Going into last September's Trout Unlimited National Meeting, just about everyone was wondering what – if anything – would happen with TU’s access policy. While some members of the Board of Trustees, supported by CEO Charles Gauvin, had been advocating to prohibit state councils and chapters from becoming involved in issues where public access advocacy and private property rights were in conflict, TU’s National Leadership Council – its grassroots state representatives - had overwhelmingly opposed any change.

[The existing Access Policy had been developed by a task force made up of both volunteer leaders and trustees, and had been ratified by the Board of Trustees in 2006.]

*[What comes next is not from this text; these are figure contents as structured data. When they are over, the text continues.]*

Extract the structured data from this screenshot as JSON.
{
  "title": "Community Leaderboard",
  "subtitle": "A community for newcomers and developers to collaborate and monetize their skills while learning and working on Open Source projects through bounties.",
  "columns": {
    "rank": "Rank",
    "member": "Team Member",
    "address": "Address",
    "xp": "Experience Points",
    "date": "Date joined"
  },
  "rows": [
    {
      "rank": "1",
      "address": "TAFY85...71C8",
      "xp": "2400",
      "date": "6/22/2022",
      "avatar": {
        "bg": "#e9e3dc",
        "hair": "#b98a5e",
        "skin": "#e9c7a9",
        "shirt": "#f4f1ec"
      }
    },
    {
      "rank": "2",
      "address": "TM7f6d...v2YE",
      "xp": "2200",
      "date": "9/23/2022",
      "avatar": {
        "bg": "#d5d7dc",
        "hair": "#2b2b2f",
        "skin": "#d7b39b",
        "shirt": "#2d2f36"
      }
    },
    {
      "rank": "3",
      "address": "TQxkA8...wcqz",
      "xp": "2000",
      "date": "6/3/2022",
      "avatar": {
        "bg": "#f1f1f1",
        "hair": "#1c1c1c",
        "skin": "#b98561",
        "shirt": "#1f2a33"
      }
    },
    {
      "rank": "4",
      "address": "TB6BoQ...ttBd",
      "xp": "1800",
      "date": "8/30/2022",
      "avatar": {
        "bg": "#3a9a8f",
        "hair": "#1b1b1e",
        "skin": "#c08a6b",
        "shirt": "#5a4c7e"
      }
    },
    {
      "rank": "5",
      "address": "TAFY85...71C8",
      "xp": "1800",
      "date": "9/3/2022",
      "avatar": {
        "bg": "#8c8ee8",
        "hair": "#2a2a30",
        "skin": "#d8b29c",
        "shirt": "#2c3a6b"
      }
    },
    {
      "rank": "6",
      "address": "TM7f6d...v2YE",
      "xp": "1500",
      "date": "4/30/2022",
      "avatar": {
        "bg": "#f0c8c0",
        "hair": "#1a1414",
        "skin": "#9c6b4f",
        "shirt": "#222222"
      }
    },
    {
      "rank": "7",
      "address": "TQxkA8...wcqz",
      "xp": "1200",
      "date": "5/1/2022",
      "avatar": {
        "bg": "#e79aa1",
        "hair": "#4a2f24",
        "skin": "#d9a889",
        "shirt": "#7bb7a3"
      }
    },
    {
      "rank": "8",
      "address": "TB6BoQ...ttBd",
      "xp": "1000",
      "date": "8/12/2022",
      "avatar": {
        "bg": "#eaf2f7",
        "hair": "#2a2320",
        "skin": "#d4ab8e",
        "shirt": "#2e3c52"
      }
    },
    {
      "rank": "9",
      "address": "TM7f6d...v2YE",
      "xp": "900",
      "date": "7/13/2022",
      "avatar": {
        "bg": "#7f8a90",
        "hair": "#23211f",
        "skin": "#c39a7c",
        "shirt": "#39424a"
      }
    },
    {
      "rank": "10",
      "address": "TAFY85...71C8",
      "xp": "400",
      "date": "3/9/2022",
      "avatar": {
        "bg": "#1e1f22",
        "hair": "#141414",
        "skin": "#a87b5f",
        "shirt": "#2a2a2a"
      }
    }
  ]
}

The proponents of the ban on access involvement argued that access wasn’t part of TU’s mission. They were also concerned that local involvement in property/access disputes would alienate existing and potential TU donors – at precisely the time when TU’s strategic plan called for the organization to grow substantially to achieve its mission. There’s something to be said for this point of view; contributions from individual donors have resulted in some impressive achievements. And with membership growth flat despite continued and costly direct mail efforts, donations from wealthy individuals and perhaps even corporate entities seem a logical source for growth. As might be expected, wealthy potential donors often own, or have friends who own, prime angling real estate.

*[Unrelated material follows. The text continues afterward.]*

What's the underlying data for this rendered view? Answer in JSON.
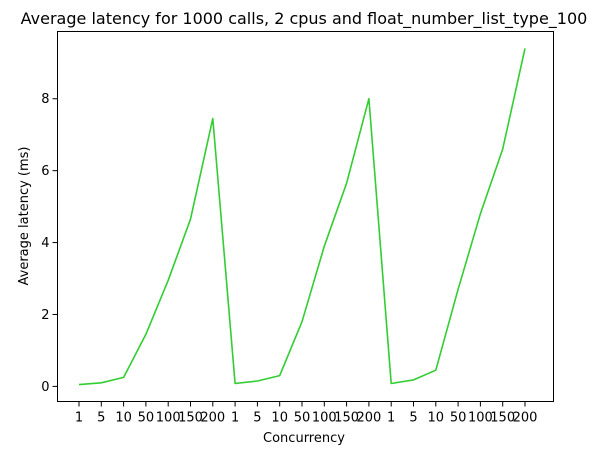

On the flip side, some members see the hard line on access as the abandonment of one of the key values of TU’s grassroots. In local circles, TU chapters and councils have long been involved in efforts to expand public access for license holders.

As it turned out, the pre-meeting anxiety was unnecessary. The 2006 Public Access Policy remains intact. And the National Leadership Council, passed a resolution – later approved by the Board of Trustees - to establish an NLC working group to study both access issues and programs that promote expanded public access through agreements with willing landowners.

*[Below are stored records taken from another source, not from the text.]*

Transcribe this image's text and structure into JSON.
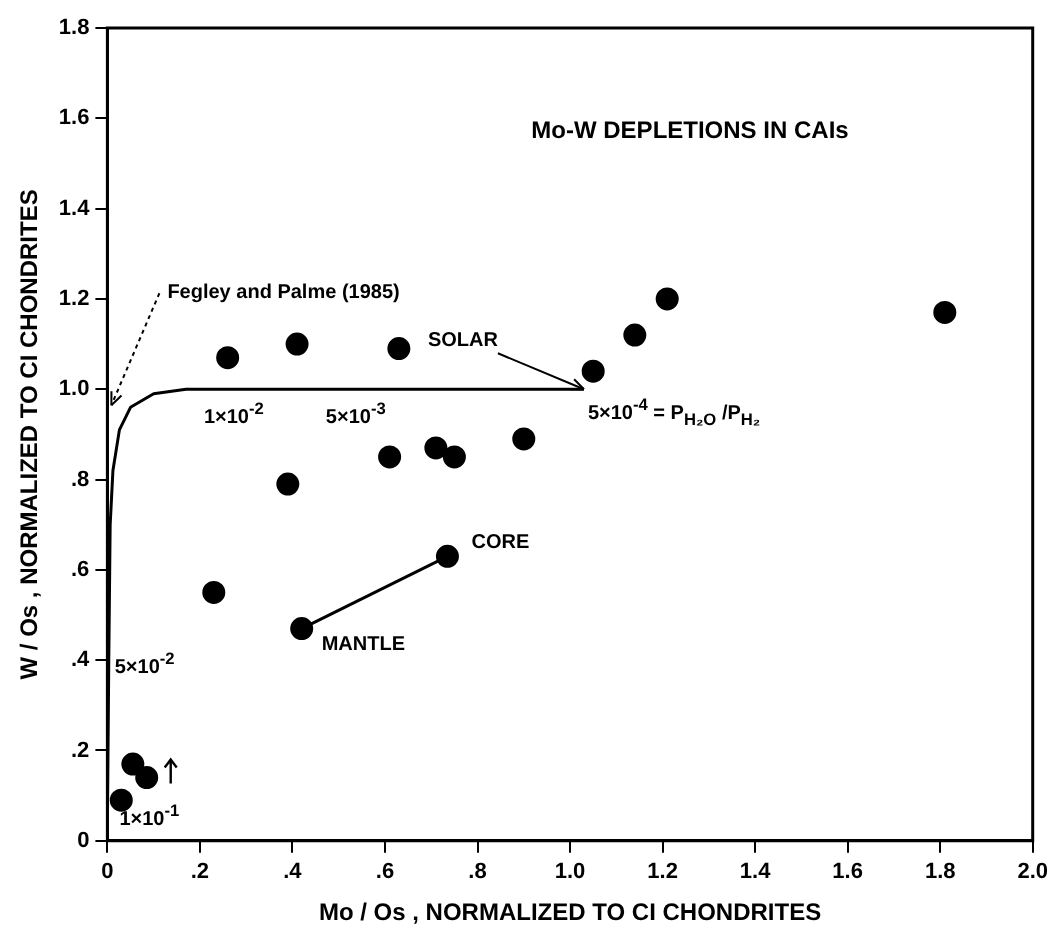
{
  "chart_data": {
    "type": "scatter",
    "title": "Mo-W DEPLETIONS IN CAIs",
    "xlabel": "Mo / Os , NORMALIZED TO CI CHONDRITES",
    "ylabel": "W / Os , NORMALIZED TO CI CHONDRITES",
    "xlim": [
      0,
      2.0
    ],
    "ylim": [
      0,
      1.8
    ],
    "xticks": [
      0,
      {
        "value": 0.2,
        "label": ".2"
      },
      {
        "value": 0.4,
        "label": ".4"
      },
      {
        "value": 0.6,
        "label": ".6"
      },
      {
        "value": 0.8,
        "label": ".8"
      },
      {
        "value": 1.0,
        "label": "1.0"
      },
      1.2,
      1.4,
      1.6,
      1.8,
      {
        "value": 2.0,
        "label": "2.0"
      }
    ],
    "yticks": [
      0,
      {
        "value": 0.2,
        "label": ".2"
      },
      {
        "value": 0.4,
        "label": ".4"
      },
      {
        "value": 0.6,
        "label": ".6"
      },
      {
        "value": 0.8,
        "label": ".8"
      },
      {
        "value": 1.0,
        "label": "1.0"
      },
      1.2,
      1.4,
      1.6,
      1.8
    ],
    "grid": false,
    "legend": false,
    "series": [
      {
        "color": "#000000",
        "marker": "circle",
        "x": [
          0.03,
          0.055,
          0.085,
          0.23,
          0.39,
          0.61,
          0.71,
          0.75,
          0.9,
          0.26,
          0.41,
          0.63,
          1.05,
          1.14,
          1.21,
          1.81
        ],
        "values": [
          0.09,
          0.17,
          0.14,
          0.55,
          0.79,
          0.85,
          0.87,
          0.85,
          0.89,
          1.07,
          1.1,
          1.09,
          1.04,
          1.12,
          1.2,
          1.17
        ]
      },
      {
        "type": "line",
        "color": "#000000",
        "marker": "none",
        "x": [
          0,
          0.003,
          0.006,
          0.012,
          0.026,
          0.05,
          0.1,
          0.17,
          1.03
        ],
        "values": [
          0.03,
          0.4,
          0.7,
          0.82,
          0.91,
          0.96,
          0.99,
          1.0,
          1.0
        ]
      },
      {
        "type": "line",
        "color": "#000000",
        "marker": "circle",
        "x": [
          0.42,
          0.735
        ],
        "values": [
          0.47,
          0.63
        ]
      }
    ],
    "annotations": [
      "Fegley and Palme (1985)",
      {
        "text": "SOLAR",
        "x": 1.03,
        "y": 1.0
      },
      {
        "text": "1×10$^{-2}$",
        "x": 0.2,
        "y": 1.0
      },
      {
        "text": "5×10$^{-3}$",
        "x": 0.55,
        "y": 1.0
      },
      {
        "text": "5×10$^{-4}$ = P$_{H₂O}$ /P$_{H₂}$",
        "x": 1.03,
        "y": 1.0
      },
      {
        "text": "5×10$^{-2}$",
        "x": 0.003,
        "y": 0.4
      },
      {
        "text": "1×10$^{-1}$",
        "x": 0,
        "y": 0.03
      },
      {
        "text": "MANTLE",
        "x": 0.42,
        "y": 0.47
      },
      {
        "text": "CORE",
        "x": 0.735,
        "y": 0.63
      }
    ]
  }
}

Unfortunately, the dialogue over the past several months left more than ruffled feathers. It also gave a lot of people – many of them outside the TU family - the impression that TU was giving up on all forms of public access advocacy to appease a wealthy donor base. And that is simply not true.

The fact is, Trout Unlimited has not, nor has it ever contemplated abandoning its longstanding advocacy of increasing public access by working with state and federal agencies and willing landowners. No kidding.

The proof can be found in sections of the 2006 Access Policy that no one had proposed changing:

To develop, if financial resources are available to do so, TU programs for working with state and federal agencies to create programs for the voluntary purchase from private landowners of public access rights to rivers, streams, and lakes, and programs for the restoration of rivers, streams, and lakes on private property with a public access component.

And…  

To collect, and if appropriate help develop, tools for the use of TU chapters and councils to promote programs for expanding voluntary access to private lands for fishing, and to improve access to federal and state lands for fishing.

Through this ordeal, one truth seems to emerge. Laws governing stream access vary from state to state. Because of this, conflicts between private property and public access also differ from state to state.

TU’s Stream Access Working Group, also established by the 2006 Policy, is charged with studying those differences and consulting with and advising chapters and councils when intervention in a property/access dispute is a possibility. (A separate TU committee is charged with approving litigation involving chapters and councils.)

The bottom line: Trout Unlimited, its state councils and chapters can and will continue to work with government agencies and willing property owners to increase public access to our streams and lakes.